7 / 1000 reads matched the genome!


Matching a smaller segment of the read


Only 7 read matched the genome from previous matching
Could be due to sequencing errors
Keep in mind that some reads may be from the complementary strand!

In [11]:
numMatched = 0
n = 0
for read in phix_reads:
    read = read[:30] # Taking a piece of the read i.e 30 nucleotides instead of 100
    matches = naive(read, genome)
    n += 1
    if len(matches) > 0:
        numMatched += 1
print('%d / %d reads matched the genome!' % (numMatched, n))

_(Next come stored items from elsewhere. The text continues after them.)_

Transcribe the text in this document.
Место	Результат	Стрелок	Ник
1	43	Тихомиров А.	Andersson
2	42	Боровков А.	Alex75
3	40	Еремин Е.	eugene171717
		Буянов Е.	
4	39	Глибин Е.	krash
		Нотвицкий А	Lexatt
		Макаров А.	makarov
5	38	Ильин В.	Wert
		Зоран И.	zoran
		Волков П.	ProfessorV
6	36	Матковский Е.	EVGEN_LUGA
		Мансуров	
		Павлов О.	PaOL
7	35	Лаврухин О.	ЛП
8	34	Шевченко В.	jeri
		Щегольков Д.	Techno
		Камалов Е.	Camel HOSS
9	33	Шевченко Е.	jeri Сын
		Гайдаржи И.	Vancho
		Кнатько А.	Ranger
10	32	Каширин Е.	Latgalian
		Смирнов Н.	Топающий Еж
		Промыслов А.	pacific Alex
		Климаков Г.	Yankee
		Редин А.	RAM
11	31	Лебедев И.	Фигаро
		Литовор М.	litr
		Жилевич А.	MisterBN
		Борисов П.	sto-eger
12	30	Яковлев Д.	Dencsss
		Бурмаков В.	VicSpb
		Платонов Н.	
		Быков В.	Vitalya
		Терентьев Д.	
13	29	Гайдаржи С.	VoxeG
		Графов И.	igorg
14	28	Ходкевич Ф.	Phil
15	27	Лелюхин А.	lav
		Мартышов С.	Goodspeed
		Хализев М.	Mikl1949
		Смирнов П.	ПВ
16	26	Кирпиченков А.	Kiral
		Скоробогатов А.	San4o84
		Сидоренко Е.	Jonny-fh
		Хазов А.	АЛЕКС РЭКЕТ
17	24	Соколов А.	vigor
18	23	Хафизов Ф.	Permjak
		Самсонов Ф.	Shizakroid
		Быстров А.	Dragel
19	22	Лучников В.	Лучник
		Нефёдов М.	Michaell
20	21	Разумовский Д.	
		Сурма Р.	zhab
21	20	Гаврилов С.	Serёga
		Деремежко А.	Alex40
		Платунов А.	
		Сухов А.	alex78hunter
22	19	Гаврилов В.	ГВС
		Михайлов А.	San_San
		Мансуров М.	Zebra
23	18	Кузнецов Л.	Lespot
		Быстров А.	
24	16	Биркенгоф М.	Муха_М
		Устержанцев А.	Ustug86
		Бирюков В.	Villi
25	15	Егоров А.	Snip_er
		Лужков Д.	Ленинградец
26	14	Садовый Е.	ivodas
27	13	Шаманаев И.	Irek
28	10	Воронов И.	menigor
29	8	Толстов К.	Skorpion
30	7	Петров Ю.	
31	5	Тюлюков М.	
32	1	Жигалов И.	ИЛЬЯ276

459 / 1000 reads matched the genome!


Including the reverse complement in the reads for matching

In [12]:
def reverseComplement(s):
    complement = {'A':'T', 'C': 'G', 'G': 'C', 'T': 'A', 'N':'N'}
    t =''
    for base in s:
        t = complement[base] + t
        return t

In [13]:
numMatched = 0
n = 0
for read in phix_reads:
    read = read[:30] # Take a piece of the read i.e 30 nucleotides instead of 100
    matches = naive(read, genome) # test match of read in forward direction of genome
    matches.extend(naive(reverseComplement(read), genome)) # add matches of forward reads to the reads of the reverse complement of the genome
    n += 1
    if len(matches) > 0:
        numMatched += 1
print('%d / %d reads matched the genome!' % (numMatched, n))


1000 / 1000 reads matched the genome!